- Theatrical release poster
- Directed by: Gerard Johnson
- Written by: Gerard Johnson
- Produced by: Dan McCulloch
- Starring: Peter Ferdinando Lorenzo Camporese Ricky Grover Neil Maskell
- Cinematography: David Higgs
- Music by: Matt Johnson
- Production company: AbbottVision
- Distributed by: Revolver Entertainment
- Release dates: 18 June 2009 (Edinburgh Film Festival); 5 February 2010 (United Kingdom);
- Running time: 76 minutes
- Country: United Kingdom
- Language: English

= Tony (2009 film) =

Tony, also known as Tony: London Serial Killer, is a 2009 British psychological drama written and directed by Gerard Johnson and starring Peter Ferdinando.

==Plot==
Tony Benson lives alone in a flat on a Dalston council estate tower block. He obsessively collects 1980s violent action movies, and he aimlessly wanders the streets of London most days in unsuccessful attempts to connect with other people. He is extremely socially anxious, has severe mental development problems and has difficulty trying to express himself or communicate naturally. He has been unemployed and living on state benefits for over 20 years.

He is soon revealed to be a serial killer, killing men he encounters by chance, including two drug addicts whom he uncomfortably tries to engage with after inviting them to his home to smoke heroin. The encounter ends with Tony suffocating one of them with a plastic bag while locking the other in a cupboard before letting him go, believing the terrified addict wouldn't go to the police.

The rare visitors Tony does get usually complain of the rotting smell from his house, which he blames on clogged drains. Others he meets at gay bars before bringing them back to his flat and usually end with him rejecting their advances and killing them, similar in fashion to Dennis Nilsen.
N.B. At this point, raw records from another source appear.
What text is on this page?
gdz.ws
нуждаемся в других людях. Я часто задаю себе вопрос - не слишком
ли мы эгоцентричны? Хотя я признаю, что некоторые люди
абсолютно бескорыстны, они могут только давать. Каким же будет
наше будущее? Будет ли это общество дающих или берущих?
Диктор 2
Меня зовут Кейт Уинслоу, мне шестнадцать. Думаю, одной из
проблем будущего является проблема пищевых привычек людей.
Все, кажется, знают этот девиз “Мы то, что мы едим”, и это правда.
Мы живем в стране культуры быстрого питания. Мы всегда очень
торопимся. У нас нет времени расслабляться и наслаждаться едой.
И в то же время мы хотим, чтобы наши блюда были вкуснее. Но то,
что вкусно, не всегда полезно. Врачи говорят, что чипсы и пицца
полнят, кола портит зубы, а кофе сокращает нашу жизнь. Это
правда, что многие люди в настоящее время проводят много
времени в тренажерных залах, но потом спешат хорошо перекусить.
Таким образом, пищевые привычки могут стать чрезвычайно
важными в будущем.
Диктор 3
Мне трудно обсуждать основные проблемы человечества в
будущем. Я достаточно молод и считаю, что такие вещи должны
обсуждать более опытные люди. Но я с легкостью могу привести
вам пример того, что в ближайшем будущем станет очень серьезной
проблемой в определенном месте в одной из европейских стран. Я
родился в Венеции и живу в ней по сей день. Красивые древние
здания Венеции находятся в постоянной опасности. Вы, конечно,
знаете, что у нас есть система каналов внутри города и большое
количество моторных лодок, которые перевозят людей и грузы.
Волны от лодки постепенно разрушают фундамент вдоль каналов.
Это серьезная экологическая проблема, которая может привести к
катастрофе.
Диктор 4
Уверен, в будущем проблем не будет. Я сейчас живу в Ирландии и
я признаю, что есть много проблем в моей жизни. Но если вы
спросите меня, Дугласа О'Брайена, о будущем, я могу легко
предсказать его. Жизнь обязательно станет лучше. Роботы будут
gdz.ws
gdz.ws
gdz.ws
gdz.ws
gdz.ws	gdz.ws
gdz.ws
He also gets dismissed and thrown out of a brothel after visiting a prostitute with only £5, asking the price of a cuddle and failing in his attempt to strike up a conversation with her.

Tony disposes of the bodies of his victims by butchering their torsos and human organs in his kitchen sink before bagging them and dumping them in the River Thames and canals in London. He shares a bed with a rotting corpse, obviously one of his victims, and drags bodies which are stashed around the house out to put on the couch to sit and watch TV with him.
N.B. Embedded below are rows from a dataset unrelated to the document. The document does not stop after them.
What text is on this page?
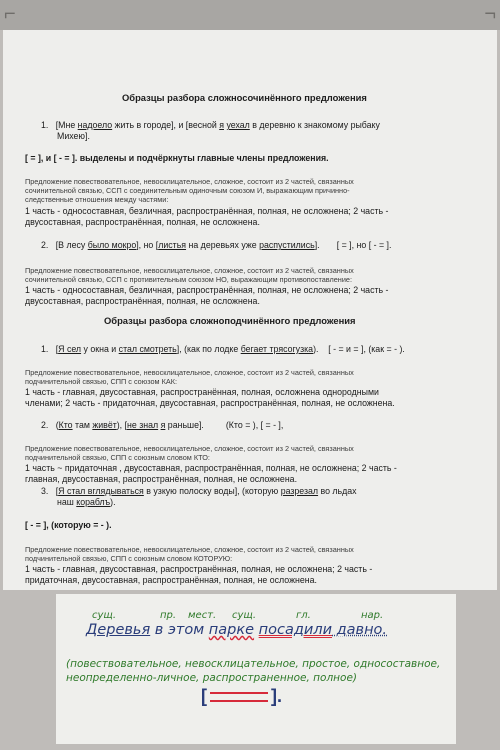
⌐	¬
Образцы разбора сложносочинённого предложения
1. [Мне надоело жить в городе], и [весной я уехал в деревню к знакомому рыбаку
Михею].
[ = ], и [ - = ]. выделены и подчёркнуты главные члены предложения.
Предложение повествовательное, невосклицательное, сложное, состоит из 2 частей, связанных
сочинительной связью, ССП с соединительным одиночным союзом И, выражающим причинно-
следственные отношения между частями:
1 часть - односоставная, безличная, распространённая, полная, не осложнена; 2 часть -
двусоставная, распространённая, полная, не осложнена.
2. [В лесу было мокро], но [листья на деревьях уже распустились]. [ = ], но [ - = ].
Предложение повествовательное, невосклицательное, сложное, состоит из 2 частей, связанных
сочинительной связью, ССП с противительным союзом НО, выражающим противопоставление:
1 часть - односоставная, безличная, распространённая, полная, не осложнена; 2 часть -
двусоставная, распространённая, полная, не осложнена.
Образцы разбора сложноподчинённого предложения
1. [Я сел у окна и стал смотреть], (как по лодке бегает трясогузка). [ - = и = ], (как = - ).
Предложение повествовательное, невосклицательное, сложное, состоит из 2 частей, связанных
подчинительной связью, СПП с союзом КАК:
1 часть - главная, двусоставная, распространённая, полная, осложнена однородными
членами; 2 часть - придаточная, двусоставная, распространённая, полная, не осложнена.
2. (Кто там живёт), [не знал я раньше].	(Кто = ), [ = - ],
Предложение повествовательное, невосклицательное, сложное, состоит из 2 частей, связанных
подчинительной связью, СПП с союзным словом КТО:
1 часть ~ придаточная , двусоставная, распространённая, полная, не осложнена; 2 часть -
главная, двусоставная, распространённая, полная, не осложнена.
3. [Я стал вглядываться в узкую полоску воды], (которую разрезал во льдах
наш кораблъ).
[ - = ], (которую = - ).
Предложение повествовательное, невосклицательное, сложное, состоит из 2 частей, связанных
подчинительной связью, СПП с союзным словом КОТОРУЮ:
1 часть - главная, двусоставная, распространённая, полная, не осложнена; 2 часть -
придаточная, двусоставная, распространённая, полная, не осложнена.
сущ.	пр. мест. сущ.	гл.	нар.
Деревья в этом парке посадили давно.
(повествовательное, невосклицательное, простое, односоставное,
неопределенно-личное, распространенное, полное)
[	].
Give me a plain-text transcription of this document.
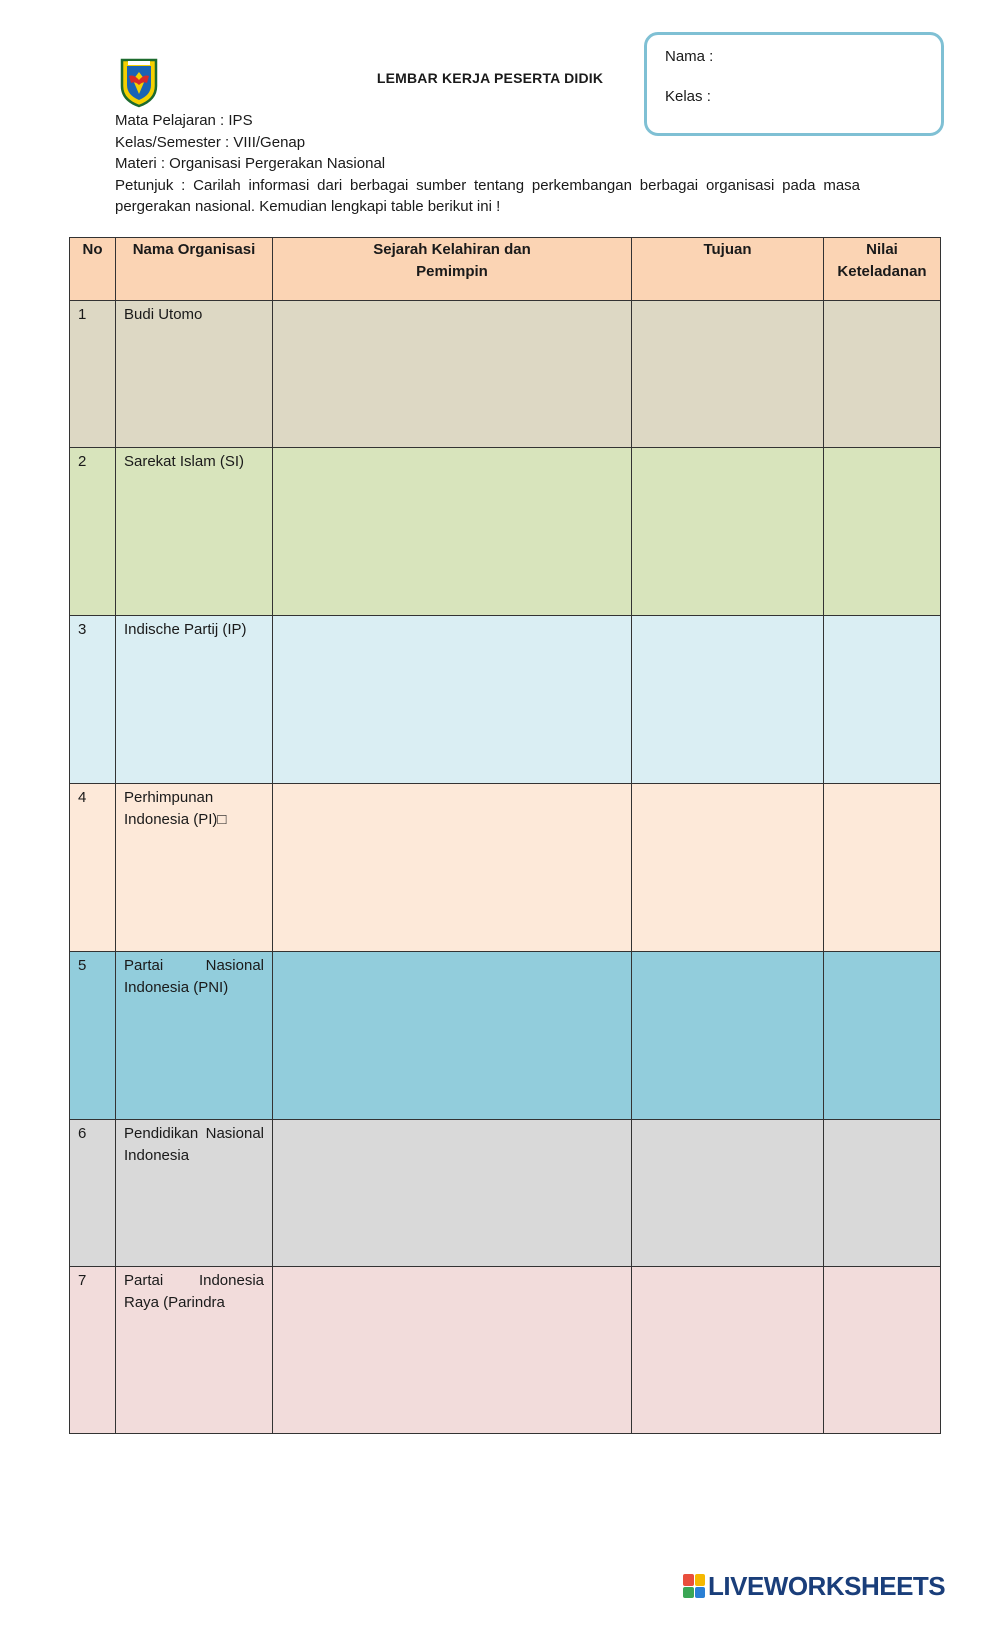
LEMBAR KERJA PESERTA DIDIK
Nama :
Kelas :
Mata Pelajaran : IPS
Kelas/Semester : VIII/Genap
Materi : Organisasi Pergerakan Nasional
Petunjuk : Carilah informasi dari berbagai sumber tentang perkembangan berbagai organisasi pada masa pergerakan nasional. Kemudian lengkapi table berikut ini !
No	Nama Organisasi	Sejarah Kelahiran dan Pemimpin	Tujuan	Nilai Keteladanan

1	Budi Utomo			
2	Sarekat Islam (SI)			
3	Indische Partij (IP)			
4	Perhimpunan Indonesia (PI)□			
5	Partai Nasional Indonesia (PNI)			
6	Pendidikan Nasional Indonesia			
7	Partai Indonesia Raya (Parindra			
LIVEWORKSHEETS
Tony comes under strong suspicion from a violent, trigger-tempered drunk (played by Ricky Grover) when his son goes missing. Grover bullies Tony with volleys of verbal and physical abuse in every encounter they have, including grabbing, shoving and spitting on him. Grover accuses Tony of being a paedophile and wrongly blames him for his son's disappearance. Tony becomes suspect number one because of his unusual appearance and his withdrawn nature towards other people. A police detective visits to question him on the missing boy's whereabouts and is very confrontational, putting Tony at risk of being discovered.

However, the detective receives a call, interrupting his search of Tony's home just as Tony eyes up a sharp potato peeler and contemplates the dangerous decision to attack and kill him. The boy is soon discovered — absolving Tony — and delivered home to the applause of the relieved neighbourhood; Tony watches on from his living room window. The film ends with Tony casually walking around London, free to pursue his murderous ways.

==Critical response==
The film received generally positive reviews and holds a 76% positive rating, with an average rating of 6.21 (out of 10) on Rotten Tomatoes based on 17 reviews.